After years of futile diplomacy to keep North Korea from going nuclear, that last resort of force is approaching:
South Korea has won the economic, social and cultural dimensions of the Korean War. The only unsettled component is the one that puts the KTX [NOTE: A South Korean high-speed rail line], Seoul's nightclubs and the lush rice fields at risk: the military confrontation. Unless China acts decisively to end North Korea's nuclear quest, this week's multi-kiloton blast may lead South Korea and Japan to conclude the military dimension must be won as well.
North Korea's nutso behavior could well persuade South Korea, Japan, America, and even China that regime change is the only option left to prevent North Korea from becoming a nuclear-armed threat.
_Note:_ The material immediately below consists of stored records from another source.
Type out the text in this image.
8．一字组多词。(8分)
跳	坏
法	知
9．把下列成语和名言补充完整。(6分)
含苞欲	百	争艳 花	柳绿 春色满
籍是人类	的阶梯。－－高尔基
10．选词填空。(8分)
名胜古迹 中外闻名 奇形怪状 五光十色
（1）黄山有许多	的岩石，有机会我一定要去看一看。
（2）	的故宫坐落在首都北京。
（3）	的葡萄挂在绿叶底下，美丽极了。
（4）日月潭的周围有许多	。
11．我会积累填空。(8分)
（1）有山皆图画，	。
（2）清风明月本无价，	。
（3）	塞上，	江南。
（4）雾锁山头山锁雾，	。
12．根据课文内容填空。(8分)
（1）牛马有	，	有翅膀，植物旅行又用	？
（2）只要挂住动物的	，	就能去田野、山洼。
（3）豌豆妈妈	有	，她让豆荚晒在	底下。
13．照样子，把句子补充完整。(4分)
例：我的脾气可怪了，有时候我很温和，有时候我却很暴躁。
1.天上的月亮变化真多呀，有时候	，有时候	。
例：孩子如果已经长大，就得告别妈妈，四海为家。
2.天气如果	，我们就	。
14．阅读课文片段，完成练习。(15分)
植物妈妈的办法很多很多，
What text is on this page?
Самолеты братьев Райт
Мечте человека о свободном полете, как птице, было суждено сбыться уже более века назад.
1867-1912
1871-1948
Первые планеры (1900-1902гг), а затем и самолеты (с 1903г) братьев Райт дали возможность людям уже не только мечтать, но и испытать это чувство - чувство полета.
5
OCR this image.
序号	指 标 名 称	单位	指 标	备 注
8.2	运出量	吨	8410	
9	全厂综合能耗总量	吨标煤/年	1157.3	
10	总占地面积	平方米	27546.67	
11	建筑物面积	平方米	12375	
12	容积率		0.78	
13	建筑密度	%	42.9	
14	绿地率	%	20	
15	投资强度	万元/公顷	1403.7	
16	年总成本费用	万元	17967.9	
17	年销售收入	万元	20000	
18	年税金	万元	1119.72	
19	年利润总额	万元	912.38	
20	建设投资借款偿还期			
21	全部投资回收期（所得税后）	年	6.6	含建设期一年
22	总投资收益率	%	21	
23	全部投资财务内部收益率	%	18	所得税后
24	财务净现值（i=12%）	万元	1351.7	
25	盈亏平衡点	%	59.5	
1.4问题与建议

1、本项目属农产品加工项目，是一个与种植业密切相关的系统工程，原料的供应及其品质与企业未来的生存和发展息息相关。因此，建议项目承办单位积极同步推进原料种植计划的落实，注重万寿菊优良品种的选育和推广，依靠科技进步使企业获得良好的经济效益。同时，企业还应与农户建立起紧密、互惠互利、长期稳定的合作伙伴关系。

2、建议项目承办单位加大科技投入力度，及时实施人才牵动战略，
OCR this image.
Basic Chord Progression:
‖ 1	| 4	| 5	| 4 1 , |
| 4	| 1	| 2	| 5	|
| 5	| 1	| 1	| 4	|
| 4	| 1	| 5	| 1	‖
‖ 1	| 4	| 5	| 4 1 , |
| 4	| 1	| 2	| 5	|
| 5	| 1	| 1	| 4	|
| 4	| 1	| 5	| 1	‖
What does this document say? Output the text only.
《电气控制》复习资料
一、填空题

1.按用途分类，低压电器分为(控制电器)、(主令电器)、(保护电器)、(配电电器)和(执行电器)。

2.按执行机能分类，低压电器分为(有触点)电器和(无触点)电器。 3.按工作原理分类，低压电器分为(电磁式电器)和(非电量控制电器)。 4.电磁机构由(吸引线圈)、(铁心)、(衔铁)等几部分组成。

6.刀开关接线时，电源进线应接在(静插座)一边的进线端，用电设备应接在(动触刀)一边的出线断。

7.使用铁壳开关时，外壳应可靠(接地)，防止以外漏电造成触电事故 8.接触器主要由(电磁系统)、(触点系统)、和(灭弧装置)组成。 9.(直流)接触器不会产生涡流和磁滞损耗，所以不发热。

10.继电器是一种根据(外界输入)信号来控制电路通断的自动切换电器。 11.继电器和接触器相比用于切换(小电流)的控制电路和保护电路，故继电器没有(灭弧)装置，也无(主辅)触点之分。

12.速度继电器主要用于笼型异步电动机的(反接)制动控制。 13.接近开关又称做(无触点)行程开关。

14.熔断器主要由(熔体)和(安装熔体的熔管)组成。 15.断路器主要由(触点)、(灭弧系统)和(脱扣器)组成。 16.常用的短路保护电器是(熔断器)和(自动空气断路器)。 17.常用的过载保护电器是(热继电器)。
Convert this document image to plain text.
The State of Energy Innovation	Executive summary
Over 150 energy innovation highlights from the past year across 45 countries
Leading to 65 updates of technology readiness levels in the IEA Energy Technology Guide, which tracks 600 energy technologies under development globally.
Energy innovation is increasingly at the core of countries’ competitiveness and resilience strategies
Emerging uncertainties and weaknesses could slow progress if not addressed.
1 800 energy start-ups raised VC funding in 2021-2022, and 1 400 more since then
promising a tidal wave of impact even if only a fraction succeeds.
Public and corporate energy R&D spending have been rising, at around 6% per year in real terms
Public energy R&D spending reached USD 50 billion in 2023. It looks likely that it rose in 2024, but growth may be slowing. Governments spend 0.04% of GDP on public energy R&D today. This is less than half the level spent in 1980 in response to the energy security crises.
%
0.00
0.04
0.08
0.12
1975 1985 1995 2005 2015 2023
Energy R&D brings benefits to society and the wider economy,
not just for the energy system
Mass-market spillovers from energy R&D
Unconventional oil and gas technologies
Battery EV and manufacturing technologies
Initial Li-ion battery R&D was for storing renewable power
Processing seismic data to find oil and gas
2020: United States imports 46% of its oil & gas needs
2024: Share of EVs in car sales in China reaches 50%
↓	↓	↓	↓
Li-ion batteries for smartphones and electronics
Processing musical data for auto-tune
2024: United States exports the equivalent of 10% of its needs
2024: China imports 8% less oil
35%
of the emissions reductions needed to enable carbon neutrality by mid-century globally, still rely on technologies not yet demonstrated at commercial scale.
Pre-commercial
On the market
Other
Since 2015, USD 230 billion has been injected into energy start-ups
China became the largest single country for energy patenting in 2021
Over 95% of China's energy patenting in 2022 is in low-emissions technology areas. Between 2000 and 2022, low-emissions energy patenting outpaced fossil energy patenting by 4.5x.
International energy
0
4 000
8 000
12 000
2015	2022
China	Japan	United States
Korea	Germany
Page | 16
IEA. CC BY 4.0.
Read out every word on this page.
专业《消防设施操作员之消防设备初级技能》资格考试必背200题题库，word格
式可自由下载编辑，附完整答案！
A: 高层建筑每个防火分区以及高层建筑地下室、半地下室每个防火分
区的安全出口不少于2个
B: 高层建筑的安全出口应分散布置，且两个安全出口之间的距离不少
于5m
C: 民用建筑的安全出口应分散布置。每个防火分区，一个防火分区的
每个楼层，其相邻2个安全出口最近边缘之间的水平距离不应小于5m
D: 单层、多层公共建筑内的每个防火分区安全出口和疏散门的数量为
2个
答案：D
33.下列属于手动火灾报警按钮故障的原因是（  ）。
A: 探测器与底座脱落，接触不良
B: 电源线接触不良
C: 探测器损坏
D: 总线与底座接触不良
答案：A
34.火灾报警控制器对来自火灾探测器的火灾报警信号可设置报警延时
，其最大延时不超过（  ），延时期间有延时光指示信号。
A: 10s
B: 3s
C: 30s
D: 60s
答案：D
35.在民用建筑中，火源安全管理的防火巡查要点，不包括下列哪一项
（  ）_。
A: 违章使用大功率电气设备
Perhaps I'm guilty of seeing Iran and North Korea as nails because we have the best hammer in the world, but I think decades of not using military force demonstrates that these states really are nails.
And given my belief that North Korea's nuclear and missile programs are linked to Iran's nuclear and missile programs, I'm starting to think that a strike campaign has to be carried out on both states simultaneously. Anything that survives in one state will be used to regenerate the programs in the state that we strike if we only go after one.
Heck, is there anything in Venezuela that Iran wants safe from an American or Israeli attack on Iran?
And how likely is it that we would strike Iran and then in a few months go after North Korea? Or go after Iran again when North Korean technicians fly into Iran to rebuild?
No, better to do it all at once.
But every budget problem seems to be a screw for the military. No worries about shattering our military's readiness now with sequestration cuts and poor decisions on coping with sequestration. eh?